Bristol spawned a whole new genre in the 90’s and by way of its University 15 years later it gave birth to Escapists via a north American record collection.
Guitarist Oli Court’s love for The National, Broken Social Scene, Arcade Fire and The Dears gave lead singer Simon Glancy’s own musical forays a direction. And Glancy’s own past gave it a meaning; the son of Naval Officer, his Mother died when he was just a year old. He was raised in an old rectory, forced to attend Church by family members and sent to boarding school at the age of seven. The stuff of creative dreams and personal nightmares.

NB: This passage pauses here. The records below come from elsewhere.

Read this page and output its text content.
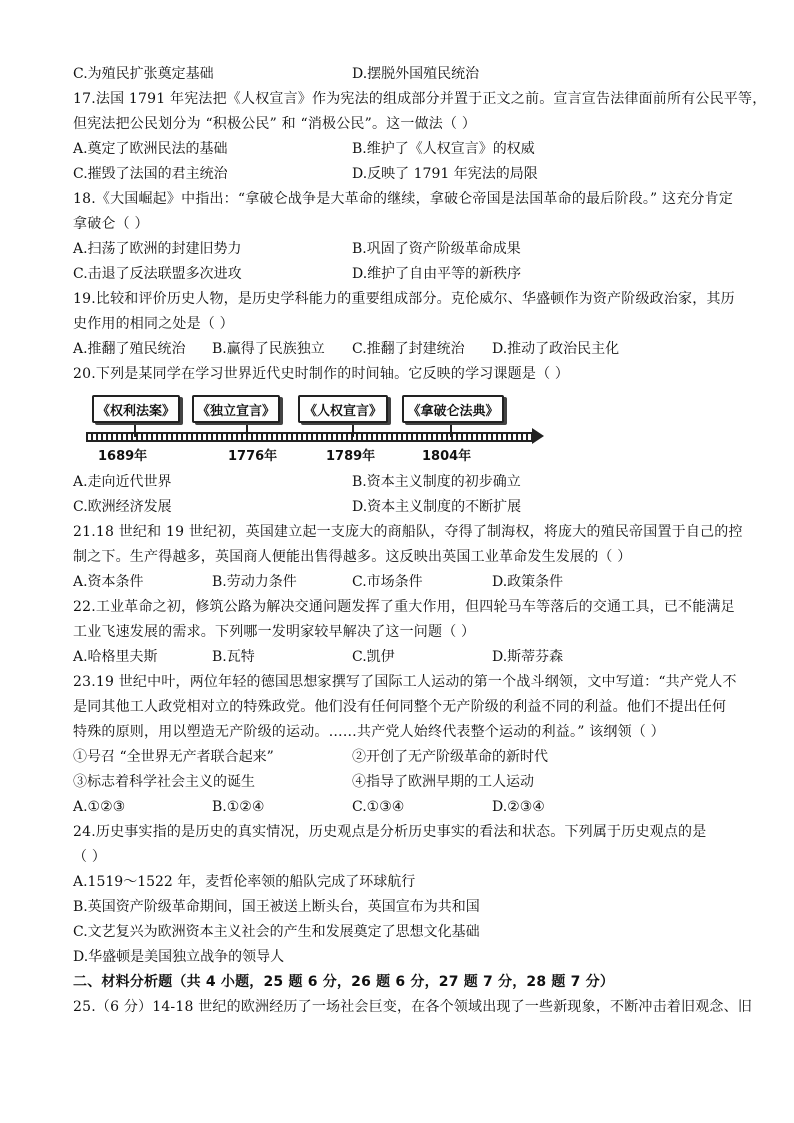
C.为殖民扩张奠定基础	D.摆脱外国殖民统治
17.法国 1791 年宪法把《人权宣言》作为宪法的组成部分并置于正文之前。宣言宣告法律面前所有公民平等，
但宪法把公民划分为 “积极公民” 和 “消极公民”。这一做法（ ）
A.奠定了欧洲民法的基础	B.维护了《人权宣言》的权威
C.摧毁了法国的君主统治	D.反映了 1791 年宪法的局限
18.《大国崛起》中指出：“拿破仑战争是大革命的继续，拿破仑帝国是法国革命的最后阶段。” 这充分肯定
拿破仑（ ）
A.扫荡了欧洲的封建旧势力	B.巩固了资产阶级革命成果
C.击退了反法联盟多次进攻	D.维护了自由平等的新秩序
19.比较和评价历史人物，是历史学科能力的重要组成部分。克伦威尔、华盛顿作为资产阶级政治家，其历
史作用的相同之处是（ ）
A.推翻了殖民统治 B.赢得了民族独立 C.推翻了封建统治 D.推动了政治民主化
20.下列是某同学在学习世界近代史时制作的时间轴。它反映的学习课题是（ ）
《权利法案》	《独立宣言》	《人权宣言》	《拿破仑法典》
1689年	1776年	1789年	1804年
A.走向近代世界	B.资本主义制度的初步确立
C.欧洲经济发展	D.资本主义制度的不断扩展
21.18 世纪和 19 世纪初，英国建立起一支庞大的商船队，夺得了制海权，将庞大的殖民帝国置于自己的控
制之下。生产得越多，英国商人便能出售得越多。这反映出英国工业革命发生发展的（ ）
A.资本条件	B.劳动力条件	C.市场条件	D.政策条件
22.工业革命之初，修筑公路为解决交通问题发挥了重大作用，但四轮马车等落后的交通工具，已不能满足
工业飞速发展的需求。下列哪一发明家较早解决了这一问题（ ）
A.哈格里夫斯	B.瓦特	C.凯伊	D.斯蒂芬森
23.19 世纪中叶，两位年轻的德国思想家撰写了国际工人运动的第一个战斗纲领，文中写道：“共产党人不
是同其他工人政党相对立的特殊政党。他们没有任何同整个无产阶级的利益不同的利益。他们不提出任何
特殊的原则，用以塑造无产阶级的运动。……共产党人始终代表整个运动的利益。” 该纲领（ ）
①号召 “全世界无产者联合起来”	②开创了无产阶级革命的新时代
③标志着科学社会主义的诞生	④指导了欧洲早期的工人运动
A.①②③	B.①②④	C.①③④	D.②③④
24.历史事实指的是历史的真实情况，历史观点是分析历史事实的看法和状态。下列属于历史观点的是
（ ）
A.1519～1522 年，麦哲伦率领的船队完成了环球航行
B.英国资产阶级革命期间，国王被送上断头台，英国宣布为共和国
C.文艺复兴为欧洲资本主义社会的产生和发展奠定了思想文化基础
D.华盛顿是美国独立战争的领导人
二、材料分析题（共 4 小题，25 题 6 分，26 题 6 分，27 题 7 分，28 题 7 分）
25.（6 分）14-18 世纪的欧洲经历了一场社会巨变，在各个领域出现了一些新现象，不断冲击着旧观念、旧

With Court graduating a year before Glancy and returning home to play in his band The Cutaway, Glancy spent 12 months trying to write songs that had the gravitas and intrigue of those alt-indie bands that Oli had led him to. Fast forward to Graduation day 2008 and the death of Glancy’s Grandmother on the day of the ceremony provided further anguish but also propelled him to record some songs Max Perryment the bass player from The Cutaway.
In three days they recorded four songs, layering up multiple vocal tracks and drum lines played from individual pieces of the kit. He put them on MySpace, played gigs, some solo, some with Perryment on backing vocals and £5 Casio keyboards, some with Court on guitar.
The MySpace caught some industry attention and the three of them were offered time in EMI’s studios in Tottenham Court Road. Andrew Walsh was an old school friend of Perryment and Court who was drafted in a week before the session. A self taught drummer influenced by 70’s rock, grunge and melodic beat driven tunes by the likes of Free, Joy Division and The Cure. Walsh had developed a big, hard hitting, simple sound with moments of attack which was perfect for this impromptu session. With one practice under their belts they entered the studio. In two days they had two songs finished.
Around the same time Perryment and Glancy wrote and recorded a track which was picked up by Beggars Publishing. A publishing deal was offered to Glancy and the track was put forward for Adele’s ‘21’ album. It didn’t make the cut and Glancy was dropped.
But they now had a complete line up that could begin to write and arrange the layered, emotive and urgent songs that would become Escapists sound. Walsh’s staccato beats set the tempo for Court’s chopping-then-swooning guitars. Perryment’s Carlos D-style bass and pitch perfect harmonies laid the platform for Glancy’s scratching Fender and unforgettable vocals. The lyrical content at times finding a chink of hope amongst themes of death, religion and the afterlife.
So in November 2010 they entered the studio with Steve Belgrave to record an albums worth of music. It took time but in October 2011 the band self released their debut single ‘Post Gospel Blues’.
With no label, no manager, no publisher and no PR’s the track was made record of the week on John Kennedy’s XFM show. A session and an XFM playlist followed along with further radio support from Radio 1, 6 Music and Q.
The live show came together, promoters hounded the band, managers circled and labels ears pricked up. Euphonios Records (DEMS, I Dream In Colour, Unicorn Kid) fought off stiff competition from London’s indie label select and a deal was signed to release a four track EP ‘Burial’ in May 2012.
From the eerie opening of ‘Ghost In Your Bedroom’ through the tsunami of ‘Burial’ and the beautiful ‘Witching Hour’, to the smash and grab spookiness of ‘Northern Lights’, Escapists have created a beguiling masterpiece of soaring indie rock.